Views are similarly divided into other aspects of child well-being, with four in 10 citizens reporting that child abuse and neglect are widespread in their communities and half saying school-age children are frequently not attending school.
But a majority of Namibians are confident that people in their communities can secure help for abused, mistreated, or neglected children.
And they say that help and support are also available for children with physical disabilities and for adults and children with mental health problems.
- More than half of Namibians (57%) believe that it is either “always justified” (23%) or “sometimes justified” (34%) for parents to discipline their children using physical force. Four in 10 (41%) consider it “never justified” (Figure 1).
o The view that using physical force to discipline children is justified is slightly more common in cities than in rural areas (59% vs. 55%).
- Almost half (47%) of citizens say physical disciplining of children is “very frequent” (19%) or “somewhat frequent” (28%) in their communities (Figure 2).
o Urbanites are significantly more likely than rural residents to report that adults frequently use physical force to discipline their children (52% vs. 39%).
- More than four in 10 Namibians (42%) report that child abuse and neglect occur “very frequently” (15%) or “somewhat frequently” (27%) in their communities (Figure 3).
o Even more (49%) say that school-age children are often not in school.
o More urbanites than rural residents see both child abuse/neglect (47% vs. 37%) and out-of-school children (52% vs. 45%) as frequent occurrences (Figure 4).
- Slim majorities say that help and support are available in their communities for children who are abused or neglected (55%), children with physical disabilities (56%), and children and adults with mental or emotional problems (53%) (Figure 5).
o Residents in urban areas report better access to support services than their rural counterparts for children with physical disabilities (62% vs. 51%) and for children and adults with mental or emotional problems (56% vs. 51%) (Figure 6).

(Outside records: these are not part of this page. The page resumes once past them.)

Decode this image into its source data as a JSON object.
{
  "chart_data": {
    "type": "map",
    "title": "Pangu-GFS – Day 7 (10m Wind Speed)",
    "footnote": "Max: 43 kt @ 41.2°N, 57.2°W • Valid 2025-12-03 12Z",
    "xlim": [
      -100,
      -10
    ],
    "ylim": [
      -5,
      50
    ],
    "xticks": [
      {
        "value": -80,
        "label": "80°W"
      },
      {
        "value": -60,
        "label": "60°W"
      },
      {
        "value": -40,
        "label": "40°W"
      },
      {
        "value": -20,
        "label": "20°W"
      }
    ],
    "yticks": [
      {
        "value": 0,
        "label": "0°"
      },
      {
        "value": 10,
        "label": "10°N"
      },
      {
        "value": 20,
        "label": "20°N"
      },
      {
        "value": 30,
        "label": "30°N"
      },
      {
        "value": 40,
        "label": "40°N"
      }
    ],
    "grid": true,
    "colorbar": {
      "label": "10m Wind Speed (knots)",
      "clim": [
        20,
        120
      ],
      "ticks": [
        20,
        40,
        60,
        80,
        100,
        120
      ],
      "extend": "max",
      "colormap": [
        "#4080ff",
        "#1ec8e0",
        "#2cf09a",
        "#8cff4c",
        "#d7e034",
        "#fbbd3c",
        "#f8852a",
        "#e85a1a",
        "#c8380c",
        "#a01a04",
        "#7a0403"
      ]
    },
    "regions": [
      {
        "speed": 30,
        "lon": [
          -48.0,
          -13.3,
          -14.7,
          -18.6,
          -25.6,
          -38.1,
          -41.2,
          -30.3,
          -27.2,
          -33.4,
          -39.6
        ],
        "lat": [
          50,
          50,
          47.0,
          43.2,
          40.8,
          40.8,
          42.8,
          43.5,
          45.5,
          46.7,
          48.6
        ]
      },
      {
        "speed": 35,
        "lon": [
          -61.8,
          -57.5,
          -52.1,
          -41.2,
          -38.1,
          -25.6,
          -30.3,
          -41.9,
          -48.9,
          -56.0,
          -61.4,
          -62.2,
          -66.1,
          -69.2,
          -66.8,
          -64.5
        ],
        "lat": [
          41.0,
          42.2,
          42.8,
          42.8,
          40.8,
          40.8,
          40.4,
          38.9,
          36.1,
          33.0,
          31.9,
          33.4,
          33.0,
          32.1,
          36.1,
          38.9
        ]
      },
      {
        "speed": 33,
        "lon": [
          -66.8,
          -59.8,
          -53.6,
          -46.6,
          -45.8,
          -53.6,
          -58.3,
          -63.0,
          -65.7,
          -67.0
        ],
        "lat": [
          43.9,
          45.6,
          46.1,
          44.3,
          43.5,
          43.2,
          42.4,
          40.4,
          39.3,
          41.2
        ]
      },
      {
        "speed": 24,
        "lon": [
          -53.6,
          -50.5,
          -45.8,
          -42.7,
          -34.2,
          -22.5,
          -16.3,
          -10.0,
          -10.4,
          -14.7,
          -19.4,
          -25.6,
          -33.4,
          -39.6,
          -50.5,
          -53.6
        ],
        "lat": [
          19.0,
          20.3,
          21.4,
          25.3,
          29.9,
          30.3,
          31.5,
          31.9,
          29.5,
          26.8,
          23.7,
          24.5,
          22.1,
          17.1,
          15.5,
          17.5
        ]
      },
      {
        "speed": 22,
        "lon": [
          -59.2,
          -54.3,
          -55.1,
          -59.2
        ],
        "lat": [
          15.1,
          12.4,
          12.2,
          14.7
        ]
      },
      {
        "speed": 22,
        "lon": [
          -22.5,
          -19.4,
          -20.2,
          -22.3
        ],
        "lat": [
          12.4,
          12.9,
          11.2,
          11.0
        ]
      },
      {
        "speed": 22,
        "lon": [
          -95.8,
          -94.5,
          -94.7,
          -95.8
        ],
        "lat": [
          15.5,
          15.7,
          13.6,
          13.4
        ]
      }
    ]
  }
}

Afrobarometer is a pan-African, non-partisan survey research network that provides reliable data on African experiences and evaluations of democracy, governance, and quality of life. Eight survey rounds in up to 39 countries have been completed since 1999. Round 9 surveys (2021/2022) are currently underway. Afrobarometer’s national partners conduct face-to-face interviews in the language of the respondent’s choice.
The Afrobarometer team in Namibia, led by national partner Survey Warehouse, interviewed a nationally representative sample of 1,200 adult Namibians in October and November 2021. A sample of this size yields country-level results with a margin of error of +/-3 percentage points at a 95% confidence level. Previous surveys were conducted in Namibia in 1999, 2003, 2006, 2008, 2012, 2014, 2017, and 2019.